The markets reacted positively to the news. The Dow Jones closed about 29,000 for the first time ever, and other major indexes including the Nasdaq and S&P5000 made record highs.
Peter said some of the recent stock market gains were certainly driven by the Phase 1 trade deal.
But the majority of the gains are clearly are the result of the Fed. The Fed’s policy reversal, its taking away the rate hikes and delivering rate cuts instead, its quietly returning to QE — even though its officially denying it’s doing it, it’s clearly doing QE. And that is what has been driving the market. Although, I think the anticipation of the trade deal has acted as a rumor that traders continuously bought, bought, bought.”
Now that we have a deal that investors can actually scrutinize, it will be interesting to see if the markets begin to sell off.
There really is nothing to look forward to anymore. I mean, the so-called good news is now in the past. In the meantime, traders can start focusing on all the bad news they’ve been ignoring and the even worse news that’s likely to come in the future. So, we could see a selloff, particularly when people really start to think about the deal and what it actually delivers.”
The hyperbole surrounding the signing of the Phase 1 deal was at level 10. It’s the greatest deal ever. Nobody has ever seen a deal like this. Peter said that may be true.
There’s never been a deal so inconsequential and insignificant as this deal.”
Peter said when the deal was announced that it wasn’t a “real deal.” There was nothing in the details that caused him to change his mind.
The Chinese have primarily agreed to buy US commodities – agricultural products and energy. Peter pointed out that could mean they buy less from other countries. Or, they could stockpile these commodities.
Which would be a lot better than stockpiling US Treasuries. In fact, it would be a huge win for China if it does end up buying extra commodities to store, and it pays for it by selling US Treasuries — if it takes money that it otherwise would have loaned to the United States government by buying Treasuries and instead buys actual stuff that they can really use and has value — that is a win for China. It’s a double win for China. They get rid of Treasuries that are going to collapse and they buy more real commodities that are going to go up in value.”
It is also possible that by sending more commodities to China, domestic supplies could shrink, causing prices to go up for US consumers.
The Phase 1 deal doesn’t do much to bring back US manufacturing. Peter likened it to a colonial relationship where the US just grows stuff and harvests things while China does the high-end manufacturing.
So, we’re not going to get more manufacturing jobs. We’re just going to keep our lousy, low-paying service sector jobs. But now those service sector workers, rather than getting better jobs, they’re just going to have higher bills when they go to the supermarket, when they go to the gas station; they’re just going to be paying higher prices.”

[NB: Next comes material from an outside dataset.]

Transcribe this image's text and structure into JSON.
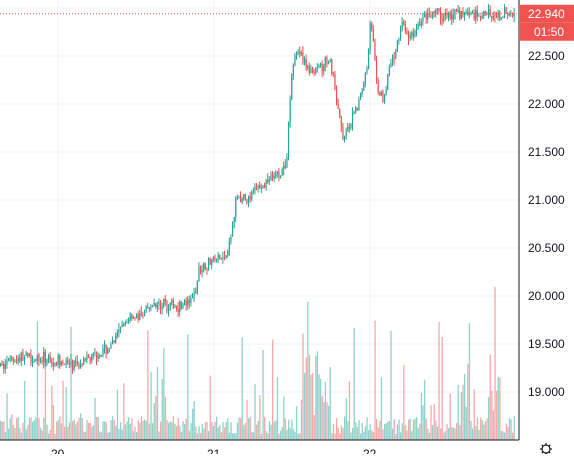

Tariffs will basically be frozen at a moderately reduced level. Peter called this bad news given that American consumers are primarily bearing the brunt of these taxes.
Peter pointed out that there is a clause in the deal that stipulates if either party complains about the other not living up to the deal, the party that is complained against can terminate the deal if it determines the complaint was in bad-faith. Peter said this isn’t really a deal at all.
This is just a list of suggestions. This is just a list of things that either party may decide to do or may not decide to do. And if one party doesn’t do what the other party thinks it’s supposed to do, and then that party complains, well, it doesn’t have to do anything at all because it just drops out of the deal. So the deal is much ado about nothing … It’s not a big positive for the economy. It’s not a game-changer.”
Furthermore, Peter said he doesn’t think there will ever be a Phase 2 deal.